SenseTimeTechnology ReleaseNew every day SenseNova 5.5”Large Modelsystem, and released the first WYSIWYG model in ChinaNew 5o every day”, interactive effect benchmark GPT-4o.
By integrating cross-modal information based on multiple forms such as sound, text, images and videos, "New 5o Every Day" brings a new AI interaction mode - real-time streaming multimodal interaction.
According to reports, "Daily New 5o" can listen, see, and find topics, just like "chatting with a real person". This interaction mode is suitable for applications such as real-time conversations and speech recognition. It can naturally handle multiple tasks in the same model and adaptively adjust behaviors and outputs according to different contexts.
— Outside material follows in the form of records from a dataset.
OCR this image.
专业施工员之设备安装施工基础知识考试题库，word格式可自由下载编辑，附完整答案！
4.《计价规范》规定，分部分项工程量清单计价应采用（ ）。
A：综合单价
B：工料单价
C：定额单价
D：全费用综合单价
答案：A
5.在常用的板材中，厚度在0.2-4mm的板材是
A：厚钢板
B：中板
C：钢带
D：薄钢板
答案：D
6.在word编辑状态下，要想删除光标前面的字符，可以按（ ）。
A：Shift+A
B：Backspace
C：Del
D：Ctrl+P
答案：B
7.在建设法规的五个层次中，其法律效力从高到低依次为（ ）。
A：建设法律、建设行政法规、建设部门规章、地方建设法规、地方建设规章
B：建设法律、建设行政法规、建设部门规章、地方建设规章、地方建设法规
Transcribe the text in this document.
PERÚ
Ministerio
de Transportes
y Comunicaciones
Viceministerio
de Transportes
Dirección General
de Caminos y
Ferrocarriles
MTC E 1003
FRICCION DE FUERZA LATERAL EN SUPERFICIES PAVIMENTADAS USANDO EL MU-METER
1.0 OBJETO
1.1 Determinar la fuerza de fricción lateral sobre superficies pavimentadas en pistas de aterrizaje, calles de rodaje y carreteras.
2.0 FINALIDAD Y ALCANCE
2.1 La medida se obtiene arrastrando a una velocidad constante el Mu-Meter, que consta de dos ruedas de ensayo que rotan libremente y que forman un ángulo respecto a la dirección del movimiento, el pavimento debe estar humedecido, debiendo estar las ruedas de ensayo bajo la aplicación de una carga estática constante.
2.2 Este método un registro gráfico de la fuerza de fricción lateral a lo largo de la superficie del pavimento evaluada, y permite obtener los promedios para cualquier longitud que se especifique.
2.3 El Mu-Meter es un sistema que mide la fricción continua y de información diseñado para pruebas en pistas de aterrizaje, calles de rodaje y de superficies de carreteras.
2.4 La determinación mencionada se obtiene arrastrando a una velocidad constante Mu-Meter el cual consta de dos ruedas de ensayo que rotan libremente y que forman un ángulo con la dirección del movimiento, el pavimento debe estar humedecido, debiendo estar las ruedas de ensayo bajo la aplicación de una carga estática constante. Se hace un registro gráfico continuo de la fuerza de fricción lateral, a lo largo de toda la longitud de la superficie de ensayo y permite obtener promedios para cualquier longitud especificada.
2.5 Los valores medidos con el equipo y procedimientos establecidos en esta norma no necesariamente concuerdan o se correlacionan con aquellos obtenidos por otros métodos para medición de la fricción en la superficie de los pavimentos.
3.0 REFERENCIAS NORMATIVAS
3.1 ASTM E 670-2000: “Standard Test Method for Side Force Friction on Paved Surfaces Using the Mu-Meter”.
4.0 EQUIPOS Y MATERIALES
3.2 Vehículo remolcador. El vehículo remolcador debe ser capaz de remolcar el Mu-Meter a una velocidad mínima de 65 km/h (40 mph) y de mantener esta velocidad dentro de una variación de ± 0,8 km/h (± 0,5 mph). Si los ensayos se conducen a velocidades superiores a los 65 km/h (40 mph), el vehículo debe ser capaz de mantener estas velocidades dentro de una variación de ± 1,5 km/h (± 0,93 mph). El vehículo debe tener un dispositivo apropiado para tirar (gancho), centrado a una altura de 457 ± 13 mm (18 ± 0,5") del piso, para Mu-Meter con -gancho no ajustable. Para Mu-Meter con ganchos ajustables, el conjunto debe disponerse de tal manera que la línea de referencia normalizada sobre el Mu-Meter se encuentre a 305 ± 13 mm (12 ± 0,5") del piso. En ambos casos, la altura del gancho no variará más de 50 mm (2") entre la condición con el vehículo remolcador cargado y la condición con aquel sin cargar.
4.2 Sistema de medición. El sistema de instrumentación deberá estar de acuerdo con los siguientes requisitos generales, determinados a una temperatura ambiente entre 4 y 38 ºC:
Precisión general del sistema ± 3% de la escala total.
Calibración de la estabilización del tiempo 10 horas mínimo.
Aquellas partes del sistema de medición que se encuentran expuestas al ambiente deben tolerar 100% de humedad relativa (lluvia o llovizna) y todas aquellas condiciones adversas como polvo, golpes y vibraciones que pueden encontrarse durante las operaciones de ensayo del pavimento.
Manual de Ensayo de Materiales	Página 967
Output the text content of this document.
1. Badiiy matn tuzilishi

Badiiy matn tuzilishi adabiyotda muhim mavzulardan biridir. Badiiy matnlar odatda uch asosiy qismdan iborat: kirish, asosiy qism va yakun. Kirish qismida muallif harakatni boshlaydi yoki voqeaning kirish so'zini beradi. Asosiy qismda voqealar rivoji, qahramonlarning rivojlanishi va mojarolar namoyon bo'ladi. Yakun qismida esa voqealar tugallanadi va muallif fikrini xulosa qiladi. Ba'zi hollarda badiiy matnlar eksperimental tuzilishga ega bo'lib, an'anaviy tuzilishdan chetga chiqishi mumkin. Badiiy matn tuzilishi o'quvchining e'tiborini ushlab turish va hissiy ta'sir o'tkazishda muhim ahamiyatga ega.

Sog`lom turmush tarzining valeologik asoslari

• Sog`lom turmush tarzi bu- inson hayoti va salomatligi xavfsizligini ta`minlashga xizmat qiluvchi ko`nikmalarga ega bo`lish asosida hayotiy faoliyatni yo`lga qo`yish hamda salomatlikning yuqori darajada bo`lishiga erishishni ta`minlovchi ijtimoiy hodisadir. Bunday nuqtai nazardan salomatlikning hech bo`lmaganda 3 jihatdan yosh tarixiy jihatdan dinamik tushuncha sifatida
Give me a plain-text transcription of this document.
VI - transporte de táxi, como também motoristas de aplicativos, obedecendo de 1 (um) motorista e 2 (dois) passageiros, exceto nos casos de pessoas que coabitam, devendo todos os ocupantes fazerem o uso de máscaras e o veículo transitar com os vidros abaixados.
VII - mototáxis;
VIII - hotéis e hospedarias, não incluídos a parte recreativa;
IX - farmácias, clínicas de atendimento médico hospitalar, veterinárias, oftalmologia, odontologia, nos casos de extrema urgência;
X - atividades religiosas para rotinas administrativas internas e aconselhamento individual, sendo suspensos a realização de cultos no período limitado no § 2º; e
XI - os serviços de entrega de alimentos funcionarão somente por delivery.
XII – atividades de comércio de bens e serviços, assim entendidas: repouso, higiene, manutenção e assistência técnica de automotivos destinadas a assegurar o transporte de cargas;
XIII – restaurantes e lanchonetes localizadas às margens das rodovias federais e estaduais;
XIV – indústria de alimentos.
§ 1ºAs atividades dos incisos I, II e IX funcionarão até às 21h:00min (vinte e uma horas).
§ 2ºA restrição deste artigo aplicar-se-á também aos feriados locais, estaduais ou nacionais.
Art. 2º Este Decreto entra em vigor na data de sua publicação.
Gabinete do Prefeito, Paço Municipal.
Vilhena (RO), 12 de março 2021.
RiRiXin 5.5 is the first officially released streaming native multimodal interaction model in China, the model training is based on more than 10TB tokens High-quality training data, including a large amount of high-quality artificial synthetic data, builds a high-level thinking chain. The model adopts a hybrid end-cloud collaborative architecture and has 600 billion parameters, can maximize the cloud-edge-end collaboration and achieve 109.5 words/secondThe reasoning speed.
SenseTime also released its firstVimi, a large model for "controllable" character video generation, a character video consistent with the target action can be generated through a photo of any style, and it supports multiple driving methods, and can be driven by existing character videos, animations, sounds, texts and other elements.